MIAMI – Hurricane Irma mercifully weakened before it swept much of Florida with hurricane-force gusts. But the gridlocked madhouse caused by the largest evacuation in Florida's history shows just how vulnerable runaway development has made one of the nation's fastest-growing states, emergency planners say.

"We have to stop and take a deep breath and ask, 'What are we doing?' " said David Paulison, a former Miami-Dade County fire chief who led the Federal Emergency Management Agency under President George W. Bush. "The more people we put here, the worse it's going to be for evacuation."

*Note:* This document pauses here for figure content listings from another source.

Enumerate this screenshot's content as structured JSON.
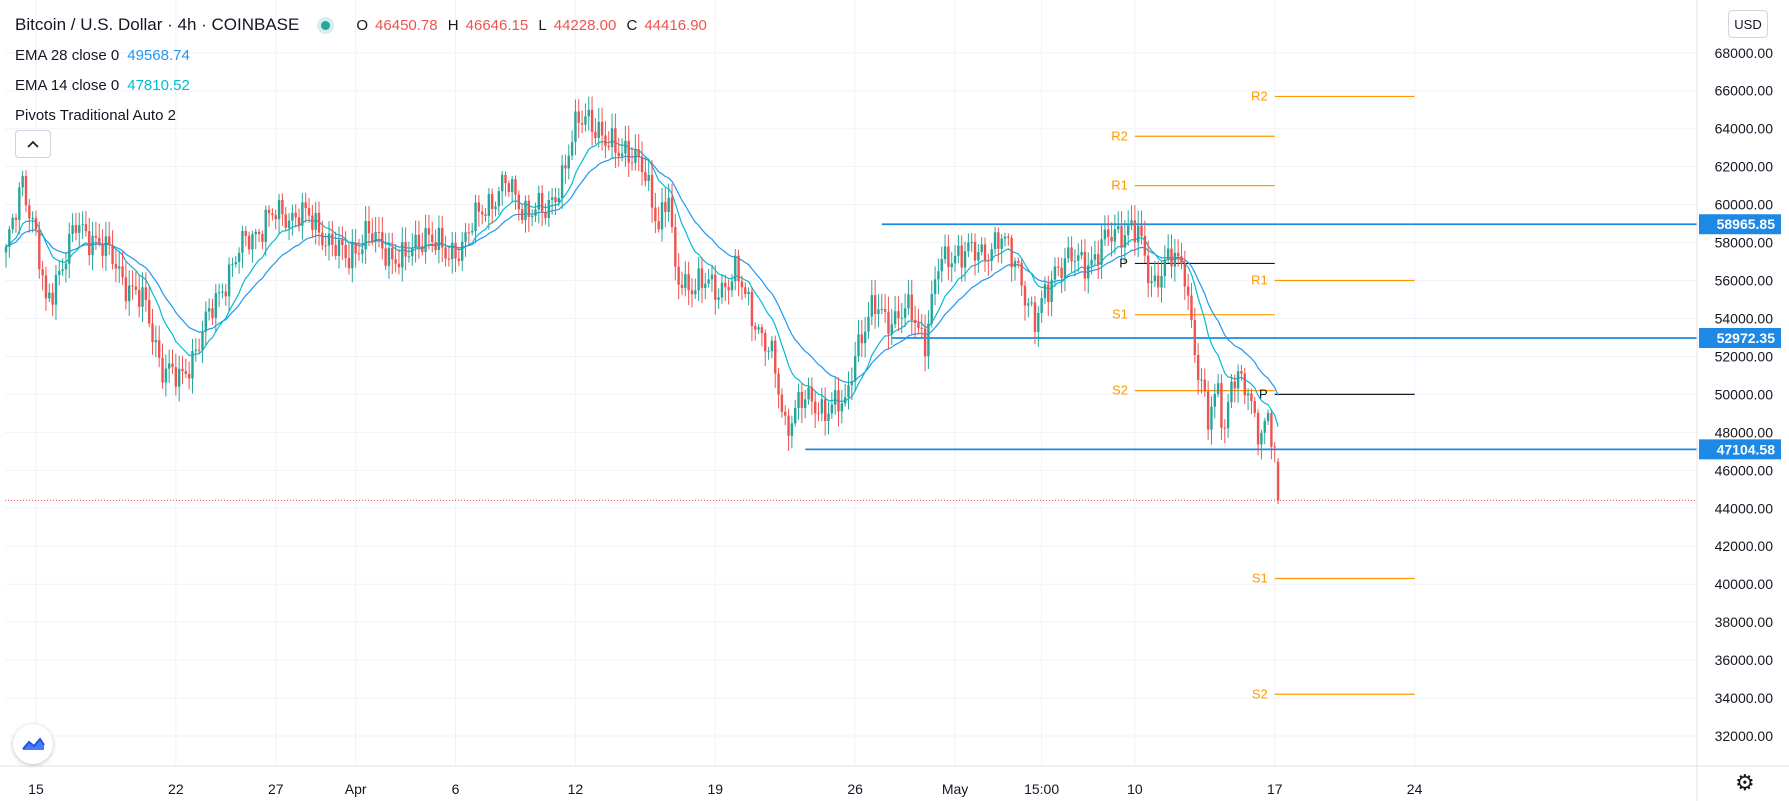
{
  "header": {
    "title": "Bitcoin / U.S. Dollar · 4h · COINBASE",
    "ohlc": [
      {
        "k": "O",
        "v": "46450.78"
      },
      {
        "k": "H",
        "v": "46646.15"
      },
      {
        "k": "L",
        "v": "44228.00"
      },
      {
        "k": "C",
        "v": "44416.90"
      }
    ]
  },
  "indicators": [
    {
      "name": "EMA 28 close 0",
      "value": "49568.74",
      "color": "#2196f3"
    },
    {
      "name": "EMA 14 close 0",
      "value": "47810.52",
      "color": "#00bcd4"
    },
    {
      "name": "Pivots Traditional Auto 2",
      "value": "",
      "color": "#131722"
    }
  ],
  "currency_label": "USD",
  "chart_data": {
    "type": "candlestick",
    "symbol": "Bitcoin / U.S. Dollar",
    "interval": "4h",
    "exchange": "COINBASE",
    "ylim": [
      31000,
      69200
    ],
    "y_ticks": [
      "32000.00",
      "34000.00",
      "36000.00",
      "38000.00",
      "40000.00",
      "42000.00",
      "44000.00",
      "46000.00",
      "48000.00",
      "50000.00",
      "52000.00",
      "54000.00",
      "56000.00",
      "58000.00",
      "60000.00",
      "62000.00",
      "64000.00",
      "66000.00",
      "68000.00"
    ],
    "x_ticks": [
      {
        "label": "15",
        "bar": 9
      },
      {
        "label": "22",
        "bar": 51
      },
      {
        "label": "27",
        "bar": 81
      },
      {
        "label": "Apr",
        "bar": 105
      },
      {
        "label": "6",
        "bar": 135
      },
      {
        "label": "12",
        "bar": 171
      },
      {
        "label": "19",
        "bar": 213
      },
      {
        "label": "26",
        "bar": 255
      },
      {
        "label": "May",
        "bar": 285
      },
      {
        "label": "15:00",
        "bar": 311
      },
      {
        "label": "10",
        "bar": 339
      },
      {
        "label": "17",
        "bar": 381
      },
      {
        "label": "24",
        "bar": 423
      }
    ],
    "waypoints": [
      [
        0,
        57200
      ],
      [
        5,
        61500
      ],
      [
        9,
        58200
      ],
      [
        12,
        54500
      ],
      [
        15,
        56200
      ],
      [
        21,
        58700
      ],
      [
        27,
        58300
      ],
      [
        30,
        57500
      ],
      [
        36,
        56000
      ],
      [
        42,
        54500
      ],
      [
        47,
        51500
      ],
      [
        52,
        50600
      ],
      [
        60,
        53600
      ],
      [
        66,
        56200
      ],
      [
        72,
        58000
      ],
      [
        78,
        59200
      ],
      [
        88,
        59600
      ],
      [
        96,
        58400
      ],
      [
        102,
        57000
      ],
      [
        108,
        58500
      ],
      [
        114,
        57600
      ],
      [
        120,
        57000
      ],
      [
        126,
        58700
      ],
      [
        132,
        57200
      ],
      [
        138,
        58200
      ],
      [
        144,
        60000
      ],
      [
        150,
        61000
      ],
      [
        156,
        59800
      ],
      [
        162,
        59500
      ],
      [
        168,
        62000
      ],
      [
        172,
        64400
      ],
      [
        175,
        64900
      ],
      [
        180,
        63000
      ],
      [
        186,
        63100
      ],
      [
        192,
        61400
      ],
      [
        196,
        59200
      ],
      [
        199,
        60400
      ],
      [
        201,
        56000
      ],
      [
        207,
        55900
      ],
      [
        213,
        55500
      ],
      [
        219,
        56300
      ],
      [
        225,
        54000
      ],
      [
        230,
        51800
      ],
      [
        234,
        48400
      ],
      [
        238,
        49600
      ],
      [
        244,
        49400
      ],
      [
        252,
        49300
      ],
      [
        255,
        52500
      ],
      [
        261,
        54500
      ],
      [
        267,
        54000
      ],
      [
        272,
        54300
      ],
      [
        276,
        53000
      ],
      [
        280,
        56600
      ],
      [
        285,
        57600
      ],
      [
        292,
        57300
      ],
      [
        298,
        58200
      ],
      [
        304,
        56800
      ],
      [
        309,
        53500
      ],
      [
        315,
        56800
      ],
      [
        321,
        57000
      ],
      [
        327,
        57200
      ],
      [
        333,
        58600
      ],
      [
        337,
        58800
      ],
      [
        340,
        58300
      ],
      [
        344,
        56000
      ],
      [
        350,
        57100
      ],
      [
        354,
        56700
      ],
      [
        358,
        51000
      ],
      [
        361,
        48500
      ],
      [
        364,
        50600
      ],
      [
        366,
        48200
      ],
      [
        368,
        50600
      ],
      [
        373,
        50300
      ],
      [
        377,
        47800
      ],
      [
        379,
        48600
      ],
      [
        381,
        46500
      ],
      [
        382,
        44417
      ]
    ],
    "last_candle": {
      "open": 46450.78,
      "high": 46646.15,
      "low": 44228.0,
      "close": 44416.9
    },
    "last_price": 44416.9,
    "ema": [
      {
        "name": "EMA 28 close 0",
        "period": 28,
        "last": 49568.74,
        "color": "#2196f3"
      },
      {
        "name": "EMA 14 close 0",
        "period": 14,
        "last": 47810.52,
        "color": "#00bcd4"
      }
    ],
    "horizontal_levels": [
      {
        "price": 58965.85,
        "label": "58965.85",
        "from_bar": 263,
        "color": "#1e88e5"
      },
      {
        "price": 52972.35,
        "label": "52972.35",
        "from_bar": 266,
        "color": "#1e88e5"
      },
      {
        "price": 47104.58,
        "label": "47104.58",
        "from_bar": 240,
        "color": "#1e88e5"
      }
    ],
    "pivots": [
      {
        "from_bar": 339,
        "to_bar": 381,
        "levels": [
          {
            "label": "R2",
            "price": 63600
          },
          {
            "label": "R1",
            "price": 61000
          },
          {
            "label": "P",
            "price": 56900
          },
          {
            "label": "S1",
            "price": 54200
          },
          {
            "label": "S2",
            "price": 50200
          }
        ]
      },
      {
        "from_bar": 381,
        "to_bar": 423,
        "levels": [
          {
            "label": "R2",
            "price": 65700
          },
          {
            "label": "R1",
            "price": 56000
          },
          {
            "label": "P",
            "price": 50000
          },
          {
            "label": "S1",
            "price": 40300
          },
          {
            "label": "S2",
            "price": 34200
          }
        ]
      }
    ],
    "colors": {
      "up": "#26a69a",
      "down": "#ef5350",
      "pivot_levels": "#ff9800",
      "pivot_p": "#131722",
      "level_line": "#1e88e5",
      "last_price_line": "#ef5350",
      "axis_text": "#131722"
    }
  }
}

Irma could have been Florida's worst nightmare: A massive Category 5 hurricane wide enough to hit both of the state's densely populated coasts, where growth has boomed despite the obvious risks of living on the water in an area regularly walloped by storms. The push for more development — one of Gov. Rick Scott's central policies in his successful effort to revive Florida's economy — is elevating the risks to both people and property, said Craig Fugate, FEMA chief under President Barack Obama and the state's emergency management director under Gov. Jeb Bush.

"We're trying to evacuate more people over the same infrastructure," Fugate said. "It's something Florida has to revisit."

Even though Florida was spared from catastrophic damage, the evacuation — which experts say saved lives — felt like a disaster of its own to residents. Highways backed up for hours as people fled north. And state transit authorities were unwilling to change the direction of lanes because emergency vehicles and supplies needed to keep heading south toward the storm.

Valerie Preziosi and her husband, Jan Svejkovsky, left their home on Big Pine Key with their two cats. They booked a hotel room in Orlando but changed course for Waldo, in north-central Florida, when the hotel didn't answer their calls. Then, as Irma wobbled, Waldo found itself at risk of flooding. Like many evacuees, they'd fled from one danger zone to another. So they drove even farther north to Macon, Ga.

"We kept getting pushed up because the storm was pushing behind us," Preziosi said.

The worst was yet to come: Getting back from Macon to Orlando — normally a five-hour trip — took 14 hours.

"It was horrible, I mean horrible," she said.

With gas stations locked and powerless, "there was no way to use a restroom," Preziosi said, "so there were people in the middle of highway traffic getting out of their car. There was an elderly woman being dragged out so she could have a bowel movement in the middle of the road. The whole thing was so surreal."

That's not to say the evacuation was ill-advised: Irma missed a devastating direct hit, but the storm still wiped out parts of the Florida Keys and Marco Island, flooded Jacksonville and briefly turned downtown Miami's major thoroughfares into white-capped rivers. Getting people out was the safest move, the governor said.

"My goal is keeping everybody alive," Scott said.

If there is another major storm, "I'm going to do everything I can," the governor said, "to get everybody out of their homes and get everybody to shelter. … It's an inconvenience to be displaced out of your home, it's an inconvenience to be without power, it's an inconvenience to try to find fuel, but the most important thing is [to] survive."

More than 6 million people were ordered to flee their homes, and at least six people died in car crashes described as storm-related. It's not yet clear if any of the dead were evacuees.

But while Florida's evacuation had problems, Paulison said, "for the amount of people that moved, it went fairly well."

The bigger crisis will come as Florida keeps growing.

The state is built for bottleneck: If a storm sweeps up the peninsula from the south, the only way out is north. Florida only has three major north-south arteries: the Florida Turnpike and Interstate 95 on the east coast and Interstate 75 on the west.

Both Paulison and Fugate said they support new development — if it's done smartly. But they cautioned the entire state may need to look to the Florida Keys for evacuation solutions. The Keys area has limited its growth because of the potential for gridlock along the Overseas Highway, the island chain's only exit. And it conducts evacuations in stages, with tourists ordered out first and residents following.

Florida is now the fourth fastest growing U.S. state. Big storms aren't scaring away new residents.

Since 1990, two years before Hurricane Andrew struck, the state added roughly 8 million new residents, bringing its population to nearly 21 million. That's a growth rate of 59 percent, almost double the national average.

"The issue is not that we developed too fast, it's that we developed the wrong way," said Richard Florida, an urban planning expert at the University of Toronto and visiting fellow at Florida International University.

In 2011, Scott signed a repeal of the state's growth management law and abolished the agency responsible for ensuring that county building plans would not hinder evacuations. A development rush across the state followed. But long-term safety risks are a worry.

"Everyone hates red tape," Fugate said. "But Irma's an example of what happens when you get rid of red tape and you just build."